Ein Beispiel: Ich sollte neulich dokumentieren, wie viele Bilder von einigen Fotografen auf einer grossen Newssite zu finden sind. Diese Informationen liessen sich per Scraping wunderbar erfassen. Doch eine erste Auswertung scheiterte am Ballast, der ebenfalls in der Tabelle gelandet war (man glaubt kaum, auf wie viele unterschiedliche Arten sich ein Bildcredit erfassen lässt). Auch die Namen lassen sich unterschiedlich schreiben. Das weiss ich als Mensch mit einem Umlaut im Nachnamen. Doch einer der Fotografen trägt einen türkischen Namen mit Ç am Anfang. Natürlich wurde das Cedille je nach Tagesform auch mal weggelassen.

Früher hätten wir die Tabelle alphabetisch nach der entsprechenden Spalte sortiert und einer manuellen Kontrolle unterzogen. Heute verwenden wir folgenden Prompt:

In der Spalte [Spalte] stehen Personennamen. Überprüfe die Schreibweise auf Konsistenz, inbesondere was Akzente und Sonderzeichen angeht. Stelle sicher, dass alle Namen einheitlich geschrieben sind.

Diese Methode lässt sich für beliebige andere Datensätze adaptieren: für die Schreibweise von Unternehmen («GmbH», «Gmbh» oder gar keine Organisationsform), Orten («Thalheim an der Thur», «Thalheim a.d. Thur», «Thalheim»), Berufe («Geograf», «Geograph») und so weiter.

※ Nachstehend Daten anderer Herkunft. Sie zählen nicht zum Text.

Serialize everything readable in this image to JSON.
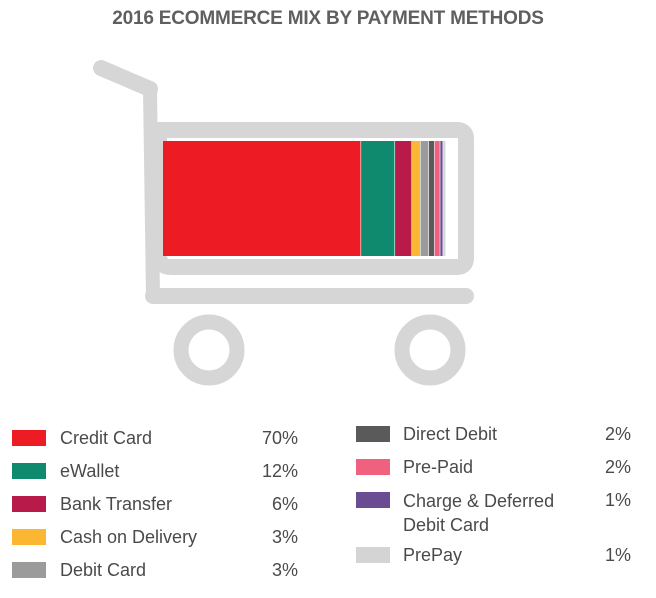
{
  "chart_data": {
    "type": "bar",
    "title": "2016 ECOMMERCE MIX BY PAYMENT METHODS",
    "layout": "single stacked horizontal bar drawn inside a shopping cart",
    "unit": "%",
    "series": [
      {
        "name": "Credit Card",
        "value": 70,
        "label": "70%",
        "color": "#ed1c24"
      },
      {
        "name": "eWallet",
        "value": 12,
        "label": "12%",
        "color": "#0f8a6f"
      },
      {
        "name": "Bank Transfer",
        "value": 6,
        "label": "6%",
        "color": "#b81a4a"
      },
      {
        "name": "Cash on Delivery",
        "value": 3,
        "label": "3%",
        "color": "#fbb731"
      },
      {
        "name": "Debit Card",
        "value": 3,
        "label": "3%",
        "color": "#9b9b9b"
      },
      {
        "name": "Direct Debit",
        "value": 2,
        "label": "2%",
        "color": "#5a5a5a"
      },
      {
        "name": "Pre-Paid",
        "value": 2,
        "label": "2%",
        "color": "#f0607f"
      },
      {
        "name": "Charge & Deferred Debit Card",
        "value": 1,
        "label": "1%",
        "color": "#6a4c93",
        "label_lines": [
          "Charge & Deferred",
          "Debit Card"
        ]
      },
      {
        "name": "PrePay",
        "value": 1,
        "label": "1%",
        "color": "#d4d4d4"
      }
    ],
    "legend": "bottom, two columns",
    "cart_color": "#d6d6d6"
  }
}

2) Erstellen oder Verfeinern von Funktionen

Copilot fand unterschiedliche Schreibweisen eines Namens.

Natürlich, das ist die banalste aller Aufgaben: Sollten wir uns nicht erinnern, wie man Daten in einem bestimmten Bereich sucht (SVERWEIS), wie man ein Datum zusammenbastelt (DATUM), in einem Zelleninalt sucht (FINDEN) und ein paar Zeichen herausklaubt (TEIL), dann hilft uns die künstliche Intelligenz auf die Sprünge.

Dafür benötigen wir weder Copilot noch Gemini: Auch ChatGPT und Claude liefern mit einer passenden Beschreibung die entsprechende Funktion. Der Vorteil der direkt eingebauten LLMs liegt indes darin, dass wir mit Verweisen auf Spalten und Zeilen direkt angeben können, auf welche Daten sich die Funktion beziehen soll.

Ein Extratipp: Die KI beherrscht es ausgezeichnet, Funktionen robuster zu bauen. Sie baut etwa ein «Error-Handling» ein und sorgt dafür, dass kein Fehler angezeigt wird, wenn eine Zelle leer ist oder nicht das erwartete Datenformat aufweist.

3) Daten fit für die Tabellenkalkulation machen

Früher war es eine Art Hobby von mir, meine E-Mail-Korrespondenz zu analysieren (hier, hier oder hier). Ich fertigte jeweils eine Kopie der entsprechenden Mbox-Datei an, griff mittels regulärer Ausdrücke die gewünschten Informationen heraus und versuchte, die mit allen Tricks so weit zu konsolidieren, dass sie sich in eine Excel-Tabelle importieren und dort mittels Pivot-Tabellen und ähnlichen Tricks analysieren liessen.

Ähnlich wie bei Punkt 1) beschrieben sind solche Bereinigungen mittels KI viel einfacher vorzunehmen als von Hand. Die Sprachmodelle erledigen auch die Aufgabe, strukturierte Formate so umzuwandeln, dass sie sich in einer Tabellenkalkulation verarbeiten lassen.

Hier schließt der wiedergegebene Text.